It's time for all kinds of draft talk with the NBA lottery taking front and center stage as a variety of organizations look to change the course of recent history with one pick.
The 2014 class has solidified itself as one of the most hyped, but fans and teams won't find out for quite some time if it truly deserved all the attention.
That said, things certainly look good at the top. Before the official order is dished out, let's take another look at some of the top names to watch in the stock department.
Andrew Wiggins, Kansas
It's almost impossible to tell who the top overall pick will be come draft day, but it's safe to say the field has been narrowed to three: Andrew Wiggins, Joel Embiid and Jabari Parker.
There has not been much on the last two as of late in terms of stock fluctuation, but Wiggins is a different story. According to ESPN.com's Chad Ford, Wiggins has a firm grip on the top spot (subscription required):
Jabari Parker is the choice if they want someone who can help them win now. But I think the spot is still Wiggins' to lose. He's not the most NBA-ready, and he doesn't have the size or appeal of Embiid. But he has the highest upside of any of the Bucks and could be a monster on the floor next to Giannis Antetokounmpo.
In any other draft, Wiggins would probably be a lock, but the 2014 class is special. That's why it's significant to find out that Ford thinks he has the top spot on lock.
There's a lot to like about Wiggins, but if he can continue to distance himself in the court of public opinion, Ford's prediction may very well come to fruition.
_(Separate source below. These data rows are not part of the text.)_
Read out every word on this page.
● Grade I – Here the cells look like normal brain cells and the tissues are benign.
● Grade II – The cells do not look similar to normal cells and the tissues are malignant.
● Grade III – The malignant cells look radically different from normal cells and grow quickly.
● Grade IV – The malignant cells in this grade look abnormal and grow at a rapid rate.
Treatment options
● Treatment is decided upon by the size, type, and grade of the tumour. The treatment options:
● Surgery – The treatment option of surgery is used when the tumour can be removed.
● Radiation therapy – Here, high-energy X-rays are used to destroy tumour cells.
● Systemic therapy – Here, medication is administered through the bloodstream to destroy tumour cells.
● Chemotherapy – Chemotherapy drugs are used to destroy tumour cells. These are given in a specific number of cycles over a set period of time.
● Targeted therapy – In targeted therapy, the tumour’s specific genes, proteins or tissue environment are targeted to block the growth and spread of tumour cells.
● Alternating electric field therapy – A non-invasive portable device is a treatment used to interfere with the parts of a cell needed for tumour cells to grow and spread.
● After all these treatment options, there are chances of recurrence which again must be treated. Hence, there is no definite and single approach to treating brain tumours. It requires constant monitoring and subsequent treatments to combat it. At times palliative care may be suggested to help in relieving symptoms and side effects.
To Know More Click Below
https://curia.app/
Wiggins is a stout defender, has great range and, overall, touts a skill set that makes him a complete package.
As far as stock goes, Wiggins just has to stay the course and it'll remain as high as it has ever been.
Dante Exum, Australia
Get ready—Dante Exum is the next global NBA superstar.
Even better, he may do so from the confines of Los Angeles, as it seems he wants to play for the Lakers. Per Ford, the Lakers have been "eyeing" the Australian star, but there's a chance he won't be on the board long.
Per Chris Mannix of SI.com, other teams aren't afraid to pull the trigger:
Exum has been working out in Los Angeles in preparation for the draft. There have been reports that Exum, who is represented by Kobe Bryant's agent, Rob Pelinka, may be angling for the Lakers to draft him. But two executives from lottery teams said that wouldn't stop them from drafting Exum if he's available. Scouts rave about the Australian's natural talent. Exum can play both guard spots, but his long-term future is likely at shooting guard.
Jessica Camerato of Basketball Insiders captured a quote from an NBA scout who explained the recent hype over Exum:
I have seen him play live a limited number of times, but I have to say that he’s really intriguing. He has a legitimate chance to go No. 1 in this draft. He’s that good. His upside is enormous. I won’t be surprised if he goes No. 1 on draft night. If we land the No. 1 pick, he’s a guy who we’re seriously going to look at.
It's likely a tough sell that Exum is only 18 years old and has not played against a matching level of competition to this point, but it's clear those in the know see a special player with a ton of upside.
This is good enough for NBA teams, especially if they miss out on Wiggins or other elite prospects. A few years down the line, don't look back and wonder how everyone missed Exum—because more and more folks are jumping on the bandwagon.
Adreian Payne, Michigan State
It is a popular caveat to knock Adreian Payne because he is 23 years old. But there will always be room in the NBA for a big man who can shoot from range, and the NBA world is beginning to come around to the fact that Payne is much better after staying an extra year in college.
CBS Sports' Gary Parrish, who mocks Payne No. 12 overall with the Orlando Magic, explains this notion well enough:
"It's rare for juniors who are projected as second-round picks to return to school and become lottery picks. But Payne, who could be a really good pick-and-pop forward, somehow beat the odds."
Payne morphed into an elite scorer as a senior and became a stretch forward who can knock down shots from any range. In today's NBA, which is asking more than ever of its bigs, Payne suddenly fits the perfect mold.
While it is rather simple to pigeonhole Payne as a finished product because of his age, his drastic improvement on a year-to-year basis suggests we haven't seen the best he has to offer just yet.